Section 38(1) of the Criminal Procedure Act, 1977 (the CPA) provides that arrest is one of the four methods of securing the attendance of an accused in court for purposes of trial. Because of its intrusive nature on the privacy and liberty of the arrestee, an arrest has to be effected on the authority of a warrant, or, under certain circumstances, without a warrant. Consequently, the onus rests on the arrestor to justify an arrest.

Present Court with regards to the unlawful arrest, reasoned that the four jurisdictional requirements of Section 40(1) of the Criminal Procedure Act, 1977 were met, as Sergeant Sibande was a police officer, who entertained a suspicion after a community member informed him of some male persons smoking dagga in a shack. Possession of dagga was, at that time, an offence in terms of Section 4 of the Drugs and Drug Trafficking Act, 1992. The suspicion rested on reasonable grounds that whoever was smoking dagga in that shack, logically had that dagga in his possession.

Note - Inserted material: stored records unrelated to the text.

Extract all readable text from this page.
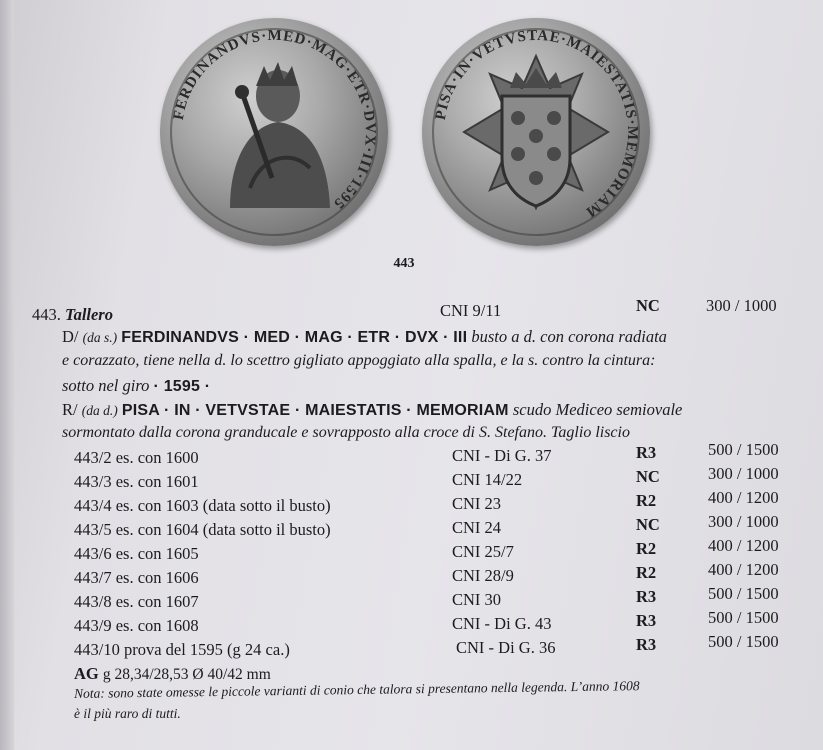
FERDINANDVS·MED·MAG·ETR·DVX·III·1595
PISA·IN·VETVSTAE·MAIESTATIS·MEMORIAM
443
443. Tallero	CNI 9/11	NC	300 / 1000
D/ (da s.) FERDINANDVS · MED · MAG · ETR · DVX · III busto a d. con corona radiata
e corazzato, tiene nella d. lo scettro gigliato appoggiato alla spalla, e la s. contro la cintura:
sotto nel giro · 1595 ·
R/ (da d.) PISA · IN · VETVSTAE · MAIESTATIS · MEMORIAM scudo Mediceo semiovale
sormontato dalla corona granducale e sovrapposto alla croce di S. Stefano. Taglio liscio
443/2 es. con 1600	CNI - Di G. 37	R3	500 / 1500
443/3 es. con 1601	CNI 14/22	NC	300 / 1000
443/4 es. con 1603 (data sotto il busto)	CNI 23	R2	400 / 1200
443/5 es. con 1604 (data sotto il busto)	CNI 24	NC	300 / 1000
443/6 es. con 1605	CNI 25/7	R2	400 / 1200
443/7 es. con 1606	CNI 28/9	R2	400 / 1200
443/8 es. con 1607	CNI 30	R3	500 / 1500
443/9 es. con 1608	CNI - Di G. 43	R3	500 / 1500
443/10 prova del 1595 (g 24 ca.)	CNI - Di G. 36	R3	500 / 1500
AG g 28,34/28,53 Ø 40/42 mm
Nota: sono state omesse le piccole varianti di conio che talora si presentano nella legenda. L’anno 1608
è il più raro di tutti.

The appellant confirmed in his evidence that he had dagga in his possession. In addition to the admission, the appellant did not tender any evidence to prove that Sergeant Sibande failed to exercise discretion to arrest.

There was no evidence supporting the allegation that there was no exercise of discretion to arrest, or that the arrest was made in bad faith, irrationally or arbitrarily. With regards to the appellant’s detention being unlawful, the Supreme Court held the view that this claim should also fail as the appellant’s detention was indeed lawful due to his consistent failure to respond to the police officer and provide him with basic facts which would have enabled them to exercise a discretion or value judgment not to arrest him, or, alternatively, to have him released from detention on bail. Appeal dismissed.